Димка.
Его напарники моментально исчезли из квартиры.
Баринов нетерпеливо кивнул и мне:
– Ну, что стоишь? И ты давай в машину.
– Вам нельзя меня брать, ты же знаешь.
– А мы тебя в машине запрём. Отработаем вызов и сюда вернёмся. Этот… – Баринов мотнул головой в сторону кикиморы, – … в наручниках и ссаных штанах из квартиры никуда не денется.
– Давай, я лучше здесь останусь. На всякий случай.
Баринов на несколько секунд задумался.
– Ладно, оставайся, – решил он. – С руками за спиной он будет вести себя хорошо… Правда, Корышев?
Кикимора покосился на нас и, не открывая рта, утвердительно угукнул.

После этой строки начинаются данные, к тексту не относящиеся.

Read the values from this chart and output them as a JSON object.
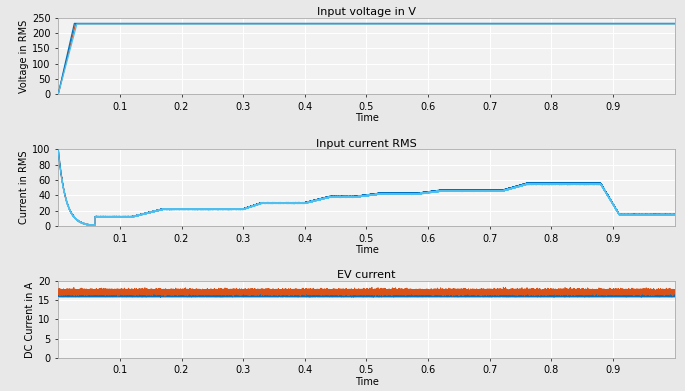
{
  "title1": "Input voltage in V",
  "title2": "Input current RMS",
  "title3": "EV current",
  "ylabel1": "Voltage in RMS",
  "ylabel2": "Current in RMS",
  "ylabel3": "DC Current in A",
  "xlabel": "Time",
  "xlim": [
    0,
    1.0
  ],
  "ylim1": [
    0,
    250
  ],
  "ylim2": [
    0,
    100
  ],
  "ylim3": [
    0,
    20
  ],
  "yticks1": [
    0,
    50,
    100,
    150,
    200,
    250
  ],
  "yticks2": [
    0,
    20,
    40,
    60,
    80,
    100
  ],
  "yticks3": [
    0,
    5,
    10,
    15,
    20
  ],
  "xticks": [
    0.1,
    0.2,
    0.3,
    0.4,
    0.5,
    0.6,
    0.7,
    0.8,
    0.9
  ],
  "color_blue": "#0072BD",
  "color_cyan": "#4DBEEE",
  "color_orange": "#D95319",
  "color_yellow": "#EDB120",
  "bg_color": "#f2f2f2",
  "grid_color": "#ffffff",
  "title_fontsize": 8,
  "label_fontsize": 7,
  "tick_fontsize": 7,
  "voltage_level": 230,
  "current_spike": 100,
  "ev_orange": 17.2,
  "ev_blue": 16.3,
  "ev_yellow": 16.0
}
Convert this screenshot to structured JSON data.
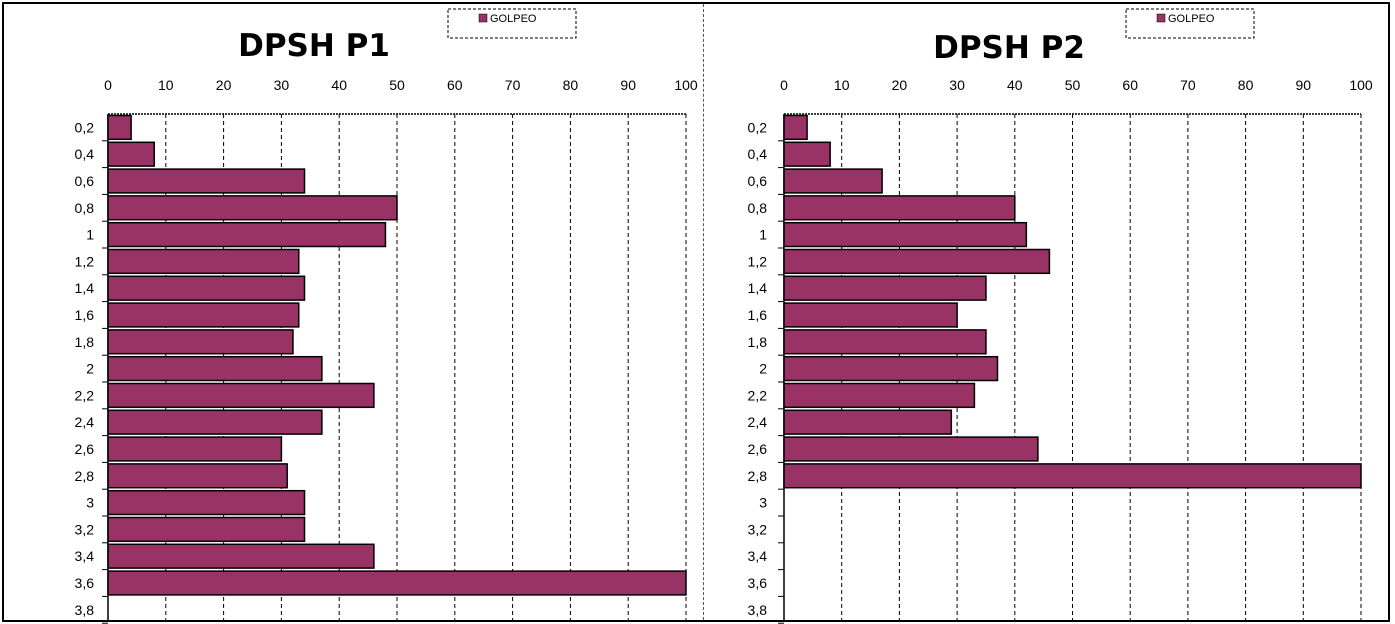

Я пошла за Бариновым в прихожую.
– Ты повнимательнее с ним, – серьёзно сказал Димка, выходя из квартиры. – Так-то он в нашей конторе на хорошем счету, но сейчас он зол, оскорблён и унижен, поэтому лучше к нему близко не подходи. Не рискуй. Дождись нас. Я ещё по пути с Карпенко поговорю, расскажу всё, как есть, посмотрим, затеет он расследование по форме или скажет нам Корышеву извинения принести…
– И если извинения?
Баринов оглянулся, уже спускаясь с лестницы:
– Тогда извинимся. А душу из него потом всё-таки вытрясем. Я ж его насквозь вижу: он что-то знает, но не хочет говорить.
Я захлопнула дверь и вернулась в комнату. Корышев сидел на прежнем месте у стены, и его несильно, но заметно потрясывало.
Увидев меня, он демонстративно отвернулся.
Я села на диван, вынула телефон, набрала Макса. «Аппарат абонента выключен…»
Что же с тобой случилось, Максюша?
Я редко так его вслух называю, и только наедине. Он всегда напускает на себя такой суровый вид, и это с ласковым именем совсем не вяжется.
Когда ввели закон о поднадзорных группах, выяснилось, что я, так мечтавшая быть официально зачисленной в дружину, должна забыть об этом раз и навсегда. Всего лишь потому, что я дочь кикиморы. Поняв, что за мной теперь будут постоянно наблюдать, что надо мной будут стоять опекуны и держать свечку надзиратели, я была в отчаянии. Спасибо Карпенко, тогда он ещё отнёсся ко мне если не как к дочери полка, то как к сестре дружины, то есть, как к одной из них. И надзирателя выделил самого образцового, как он сказал. Я плохо знала Максима Серова: только в лицо да по имени, невозможно же завести приятельские отношения со всеми дружинниками сразу. Известно про него было только то, что он унылый педант и кикимор ненавидит. Так что, представив себе угрюмую физиономию своего надзирателя, я поблагодарила судьбу за то, что плановые визиты по графику полагаются всего раз в две недели, и это можно пережить.
И началась моя жизнь в качестве поднадзорной. Максим приходил точно по графику. Был вежлив, вопросы задавал только предусмотренные инструкцией, подсовывал лист посещений на подпись, произносил все необходимые напутственные слова и исчезал. «Я занимаюсь с тобой ерундой», – сказал он мне как-то с досадой. – «Это такой бредовый закон! Ясно же, что ККМР к генетике никакого отношения не имеет».